Thursday, 26 February 2015

Uncanny X-Men #284-#286: There Lived a Certain Man in Russia Long Ago

Uncanny X-Men #284 is more literate than I was expecting.  It opens with a potted summary of the dispute between Japan and Russia over Sakhalin.  Some Russians, and then Sunfire, and then the X-Men all deal with this threat there, which turns out to be a kind of portal into a pocket universe occupied by human-looking aliens with boring factional disputes which turns out to be in danger of colliding into our world, destroying both (shades of Hickman's Avengers), and in which Colossus is heralded as a Messiah (shades of Whedon's Unstoppable).

This is all set-up for the real reveal, at the end of #285, where we meet Colossus's brother, Mikhail, who has been stuck in this dimension for some unspecified but long time.  He'd been mentioned in Uncanny #99, as having died in a space launch accident.  In #286 we find that was a cover-up, to conceal the fact that the Soviet government know that Mikhail was a mutant.  This is not really satisfactorily handled, and the only honest emotional beat that's comes near to the issue is Mikhail's surprise at having a sister, and Colossus's genuine inability to explain the horrors to which she has been subject.  There's all sorts of fridge logic that you can apply to this, but it's just the first issue of Mikhail's "return", and none of it is harsher than the point that surely we should have had some more significant mention of Mikhail in the last few issues if we're now expected to buy it as a big deal.  I imagine half the readership at this point didn't even know he was an existing (of sorts) character.

The B-plot is the adventures of Bishop.  Like it's done before, an X-Men title is here anticipating a successful live-action time travel series.  Unfortunately, rather than anticipating something like Terminator 2 again, here it brings us Time Trax, a couple of years early.  Oh well.

Thursday, 19 February 2015

X-Men #4-#7: Omega Red

X-Men's second arc, from #4 to #7 is a story immediately following up the business of Team X introduced in Wolverine #48-#50.  After a first issue with some characterisation of the team (including an attempt by Gambit to kiss Rogue... Oh, god, that's gone beyond creepy into assaulty please stop), we get some fighting with a Mysterious Enemy from Wolverine's Past story.

But it turns out that the Weapon X and Team X stuff has given some emotional weight to this.  Not very much, admittedly, but it's there.  There's a connection, not just to some braggart's past of the sort that featured in his solo, but to something that actually mattered to his life, that time when he teamed up with his archenemy and his dead lover.
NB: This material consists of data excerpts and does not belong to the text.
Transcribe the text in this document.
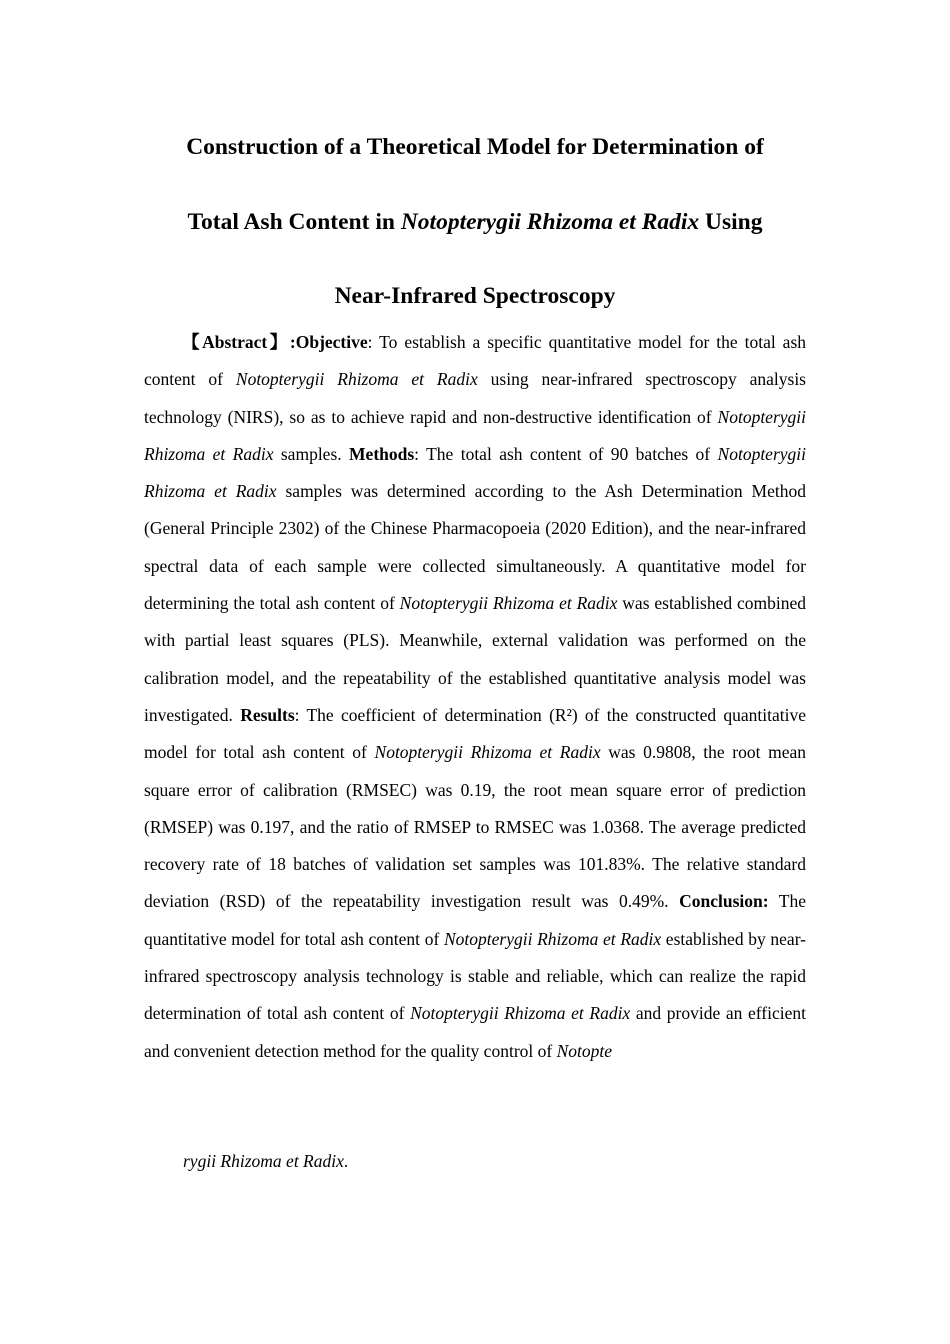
Construction of a Theoretical Model for Determination of
Total Ash Content in Notopterygii Rhizoma et Radix Using
Near-Infrared Spectroscopy

【Abstract】:Objective: To establish a specific quantitative model for the total ash content of Notopterygii Rhizoma et Radix using near-infrared spectroscopy analysis technology (NIRS), so as to achieve rapid and non-destructive identification of Notopterygii Rhizoma et Radix samples. Methods: The total ash content of 90 batches of Notopterygii Rhizoma et Radix samples was determined according to the Ash Determination Method (General Principle 2302) of the Chinese Pharmacopoeia (2020 Edition), and the near-infrared spectral data of each sample were collected simultaneously. A quantitative model for determining the total ash content of Notopterygii Rhizoma et Radix was established combined with partial least squares (PLS). Meanwhile, external validation was performed on the calibration model, and the repeatability of the established quantitative analysis model was investigated. Results: The coefficient of determination (R²) of the constructed quantitative model for total ash content of Notopterygii Rhizoma et Radix was 0.9808, the root mean square error of calibration (RMSEC) was 0.19, the root mean square error of prediction (RMSEP) was 0.197, and the ratio of RMSEP to RMSEC was 1.0368. The average predicted recovery rate of 18 batches of validation set samples was 101.83%. The relative standard deviation (RSD) of the repeatability investigation result was 0.49%. Conclusion: The quantitative model for total ash content of Notopterygii Rhizoma et Radix established by near-infrared spectroscopy analysis technology is stable and reliable, which can realize the rapid determination of total ash content of Notopterygii Rhizoma et Radix and provide an efficient and convenient detection method for the quality control of Notopte

rygii Rhizoma et Radix.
They fought Omega Red back in the day, we're told, and he's back.  Omega Red is a post-Cold War creation, one of the first to be retroactively created as a legacy of that.  We've had a rather more prominent example of that lately - the Winter Soldier.  While the Cold War was active, Marvel Comics seem to have steered away from telling straight red vs blue spy stories, instead choosing to dress them up in allegory.  But now, with it over, it's free to tell to the types of stories it thinks ought to have existed, while blatantly foregrounding the fact that it is a relic (a line about "United Germany" here.  The contemporaneous story in Uncanny X-Men also deals with a retconned Cold War legacy hero of sorts, Mikhail Rasputin, who has a line about how strange American/Russian/Japanese cooperation is.)  Curiously, it asserts that Omega Red "was to be the world's first super soldier", despite his cold war (and thus post-Captain America) origins.  For that matter, isn't Wolverine himself a prior example?  Eh.

Omega Red kidnaps Wolverine, to extract from him the location of something called a "carbonadium synthesizer", which makes a sort of Waitrose Essentials adamantium without with Omega Red will die, and so plots to torture the world's most torture-proof man until he gives it up.  That works out about as well as you might expect.  (Most of the arc is much as you might expect.)  We get a fairly entertaining action sequence right at the end with Logan and Besty kicking ass, which is only mildly less objectifying of Psylocke than the gratuitous swimsuit panels in #4 ("I was in the pool", my arse).

I stopped here for a while.  I can see why.  It is only grim determination that has made me resume.